Jeudi 20 août 2009 4 20 /08 /Août /2009 23:40

 

<< Foudroyant ! Bolt plus fort que le temps.>> Le journaliste du quotidien sportif "L'équipe" a du temps à perdre pour écrire de percutantes balivernes. En s'exprimant de cette façon, une chose cependant est sûre, c'est qu'il sera compris par tout le monde. Et dire d'Usain Bolt qu'en courant le cent mètres en 9"58, il peut revendiquer ce temps, que c'est bien le sien, le sien à lui seul, c'est vouloir sans doute insister trop sur le fait que chacun d'entre nous a son propre temps ; dans le sens qu'il n'en existe aucun autre qui puisse nous être commun.  C'est aussi vouloir compliquer les choses que d'en parler ; d'affirmer que le temps n'existe pas ; et c'est le propre d'un esprit chagrin, on en est d'accord, dirait mon cousin.
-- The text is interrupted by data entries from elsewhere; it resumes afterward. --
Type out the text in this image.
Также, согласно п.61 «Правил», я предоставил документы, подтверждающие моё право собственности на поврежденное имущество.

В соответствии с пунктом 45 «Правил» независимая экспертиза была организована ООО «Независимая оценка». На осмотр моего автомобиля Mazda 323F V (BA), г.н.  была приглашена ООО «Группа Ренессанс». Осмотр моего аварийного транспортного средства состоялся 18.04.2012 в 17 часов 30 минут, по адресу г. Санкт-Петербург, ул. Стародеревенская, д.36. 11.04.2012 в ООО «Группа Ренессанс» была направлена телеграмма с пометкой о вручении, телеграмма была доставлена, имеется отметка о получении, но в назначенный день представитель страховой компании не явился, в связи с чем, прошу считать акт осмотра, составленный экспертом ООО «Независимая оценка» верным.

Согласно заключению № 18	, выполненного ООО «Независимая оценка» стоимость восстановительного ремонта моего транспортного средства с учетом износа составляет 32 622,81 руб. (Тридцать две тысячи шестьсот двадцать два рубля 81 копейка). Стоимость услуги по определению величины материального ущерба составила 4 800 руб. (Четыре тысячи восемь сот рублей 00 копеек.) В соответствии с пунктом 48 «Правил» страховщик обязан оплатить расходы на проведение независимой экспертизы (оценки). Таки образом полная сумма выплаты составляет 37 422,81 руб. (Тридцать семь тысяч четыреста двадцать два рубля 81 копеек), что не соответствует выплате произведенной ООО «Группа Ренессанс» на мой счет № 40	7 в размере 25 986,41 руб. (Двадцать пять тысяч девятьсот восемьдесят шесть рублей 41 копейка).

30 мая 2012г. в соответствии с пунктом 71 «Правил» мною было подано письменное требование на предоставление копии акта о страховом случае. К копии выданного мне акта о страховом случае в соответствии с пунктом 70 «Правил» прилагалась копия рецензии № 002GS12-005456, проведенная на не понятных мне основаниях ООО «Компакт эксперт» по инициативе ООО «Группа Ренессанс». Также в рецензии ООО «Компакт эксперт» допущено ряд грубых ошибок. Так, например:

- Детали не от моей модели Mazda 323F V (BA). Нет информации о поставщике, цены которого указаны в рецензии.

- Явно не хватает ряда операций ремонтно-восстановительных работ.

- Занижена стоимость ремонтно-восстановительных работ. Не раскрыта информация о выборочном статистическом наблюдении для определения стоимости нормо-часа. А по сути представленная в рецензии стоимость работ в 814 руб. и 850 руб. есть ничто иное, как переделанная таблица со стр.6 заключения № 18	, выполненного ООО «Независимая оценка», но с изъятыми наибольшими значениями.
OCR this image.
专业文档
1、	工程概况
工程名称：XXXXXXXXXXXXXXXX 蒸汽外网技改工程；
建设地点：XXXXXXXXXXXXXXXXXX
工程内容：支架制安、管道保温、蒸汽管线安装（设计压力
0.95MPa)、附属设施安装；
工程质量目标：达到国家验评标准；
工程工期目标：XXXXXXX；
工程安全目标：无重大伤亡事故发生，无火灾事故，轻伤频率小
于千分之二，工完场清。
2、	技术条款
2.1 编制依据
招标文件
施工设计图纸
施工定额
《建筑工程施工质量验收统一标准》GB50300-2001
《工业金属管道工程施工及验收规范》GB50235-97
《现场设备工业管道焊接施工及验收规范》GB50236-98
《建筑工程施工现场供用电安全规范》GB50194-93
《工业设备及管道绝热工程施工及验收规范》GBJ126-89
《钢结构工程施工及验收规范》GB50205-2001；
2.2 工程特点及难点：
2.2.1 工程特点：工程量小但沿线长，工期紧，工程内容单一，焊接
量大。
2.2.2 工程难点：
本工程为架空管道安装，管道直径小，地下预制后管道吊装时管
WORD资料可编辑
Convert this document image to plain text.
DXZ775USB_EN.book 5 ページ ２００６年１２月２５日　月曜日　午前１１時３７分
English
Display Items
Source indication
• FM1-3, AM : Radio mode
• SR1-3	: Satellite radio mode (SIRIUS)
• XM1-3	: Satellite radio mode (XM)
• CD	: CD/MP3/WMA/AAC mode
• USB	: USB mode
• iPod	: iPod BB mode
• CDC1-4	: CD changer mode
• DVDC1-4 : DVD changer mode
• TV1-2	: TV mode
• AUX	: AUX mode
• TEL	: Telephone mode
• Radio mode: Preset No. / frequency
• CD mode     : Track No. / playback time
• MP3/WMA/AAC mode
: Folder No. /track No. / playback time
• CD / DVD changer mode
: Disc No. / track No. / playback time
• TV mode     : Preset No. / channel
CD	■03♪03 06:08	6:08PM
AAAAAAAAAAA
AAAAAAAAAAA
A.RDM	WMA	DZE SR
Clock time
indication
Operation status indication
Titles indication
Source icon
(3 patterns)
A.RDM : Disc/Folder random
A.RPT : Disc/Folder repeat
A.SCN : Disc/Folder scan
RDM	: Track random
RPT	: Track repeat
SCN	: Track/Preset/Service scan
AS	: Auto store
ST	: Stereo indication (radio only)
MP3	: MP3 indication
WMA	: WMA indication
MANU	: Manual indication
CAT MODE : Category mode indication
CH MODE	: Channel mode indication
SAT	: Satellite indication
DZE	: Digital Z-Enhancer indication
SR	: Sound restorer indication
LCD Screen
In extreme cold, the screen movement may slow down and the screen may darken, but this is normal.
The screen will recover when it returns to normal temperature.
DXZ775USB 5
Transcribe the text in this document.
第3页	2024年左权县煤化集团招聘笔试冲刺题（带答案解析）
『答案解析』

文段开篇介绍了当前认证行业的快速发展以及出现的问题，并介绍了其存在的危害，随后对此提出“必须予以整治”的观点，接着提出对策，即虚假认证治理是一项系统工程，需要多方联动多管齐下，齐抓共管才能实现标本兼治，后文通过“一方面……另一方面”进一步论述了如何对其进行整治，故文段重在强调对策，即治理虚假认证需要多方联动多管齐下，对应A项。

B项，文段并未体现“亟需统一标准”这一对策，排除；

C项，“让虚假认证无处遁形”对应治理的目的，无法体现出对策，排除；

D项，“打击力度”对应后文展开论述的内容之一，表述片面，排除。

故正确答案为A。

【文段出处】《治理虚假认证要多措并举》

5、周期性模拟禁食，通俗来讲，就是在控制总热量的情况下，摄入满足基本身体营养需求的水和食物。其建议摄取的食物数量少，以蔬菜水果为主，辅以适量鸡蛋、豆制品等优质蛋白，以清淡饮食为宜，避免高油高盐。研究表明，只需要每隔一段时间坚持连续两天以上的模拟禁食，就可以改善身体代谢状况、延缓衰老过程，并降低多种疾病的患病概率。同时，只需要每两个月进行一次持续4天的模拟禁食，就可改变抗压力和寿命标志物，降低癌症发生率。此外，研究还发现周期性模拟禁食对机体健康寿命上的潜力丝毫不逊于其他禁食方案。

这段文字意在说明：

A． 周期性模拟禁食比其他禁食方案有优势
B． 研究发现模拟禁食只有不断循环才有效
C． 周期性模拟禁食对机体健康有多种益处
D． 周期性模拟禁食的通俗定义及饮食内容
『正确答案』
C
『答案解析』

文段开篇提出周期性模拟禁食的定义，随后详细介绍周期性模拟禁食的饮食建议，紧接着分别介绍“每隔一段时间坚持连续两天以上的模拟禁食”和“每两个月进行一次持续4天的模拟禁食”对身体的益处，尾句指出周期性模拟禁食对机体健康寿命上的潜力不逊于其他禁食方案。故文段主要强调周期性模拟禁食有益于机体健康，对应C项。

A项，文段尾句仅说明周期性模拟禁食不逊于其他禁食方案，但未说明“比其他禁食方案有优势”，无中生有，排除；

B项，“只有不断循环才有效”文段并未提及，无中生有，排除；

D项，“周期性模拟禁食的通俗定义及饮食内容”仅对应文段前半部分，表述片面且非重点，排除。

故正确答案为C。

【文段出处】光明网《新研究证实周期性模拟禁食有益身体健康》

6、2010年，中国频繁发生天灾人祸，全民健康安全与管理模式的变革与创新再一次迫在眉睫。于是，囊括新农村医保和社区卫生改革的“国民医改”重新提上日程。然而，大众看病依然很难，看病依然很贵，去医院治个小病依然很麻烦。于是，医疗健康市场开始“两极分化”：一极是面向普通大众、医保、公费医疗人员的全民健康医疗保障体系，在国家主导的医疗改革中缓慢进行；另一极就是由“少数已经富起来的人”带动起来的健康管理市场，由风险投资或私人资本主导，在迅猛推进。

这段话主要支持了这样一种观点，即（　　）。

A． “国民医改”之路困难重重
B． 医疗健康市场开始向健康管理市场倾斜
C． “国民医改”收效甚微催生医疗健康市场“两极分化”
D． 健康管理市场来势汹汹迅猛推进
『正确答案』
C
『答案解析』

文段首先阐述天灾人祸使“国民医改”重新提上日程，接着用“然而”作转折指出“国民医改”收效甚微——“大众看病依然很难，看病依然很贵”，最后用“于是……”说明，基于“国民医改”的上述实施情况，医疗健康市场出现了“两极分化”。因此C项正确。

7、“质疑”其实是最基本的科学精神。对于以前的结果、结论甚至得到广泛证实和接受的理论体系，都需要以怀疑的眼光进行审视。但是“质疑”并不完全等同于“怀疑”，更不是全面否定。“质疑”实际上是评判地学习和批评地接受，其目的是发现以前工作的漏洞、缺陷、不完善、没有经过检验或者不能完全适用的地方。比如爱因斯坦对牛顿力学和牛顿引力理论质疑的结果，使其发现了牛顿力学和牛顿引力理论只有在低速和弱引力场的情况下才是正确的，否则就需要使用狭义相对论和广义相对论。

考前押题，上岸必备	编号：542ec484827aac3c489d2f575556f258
Notre plus proche voisin ( qui, lui, "court sur ses 75 ans", comme disait son grand-père ) a parcouru la même distance récemment en 13 secondes. C'est son temps à lui. Il en est ainsi ( tinsons ! ). Oui mais voilà ! Tandis que Pépé fait sa course à lui, Planète Terre décide sur le champ de se mettre à tourner plus vite sur elle-même, et de parcourir - pensez-vous ? - cette foutue journée en 17 heures 40 minutes ... et des poussières ... Que croyez-vous qu'il arriva ?! Eh bien, l'ancêtre aura franchi lui aussi la ligne en 9"58, voire un peu moins ! Boudieu ! C'est pas pour ça que je me pointerai avant tout le monde, pour fêter tout seul le Nouvel An, a-t-il ronchonné. C'est-y pas de la pure poésie vraie, c'est-y pas bio tout ça ! 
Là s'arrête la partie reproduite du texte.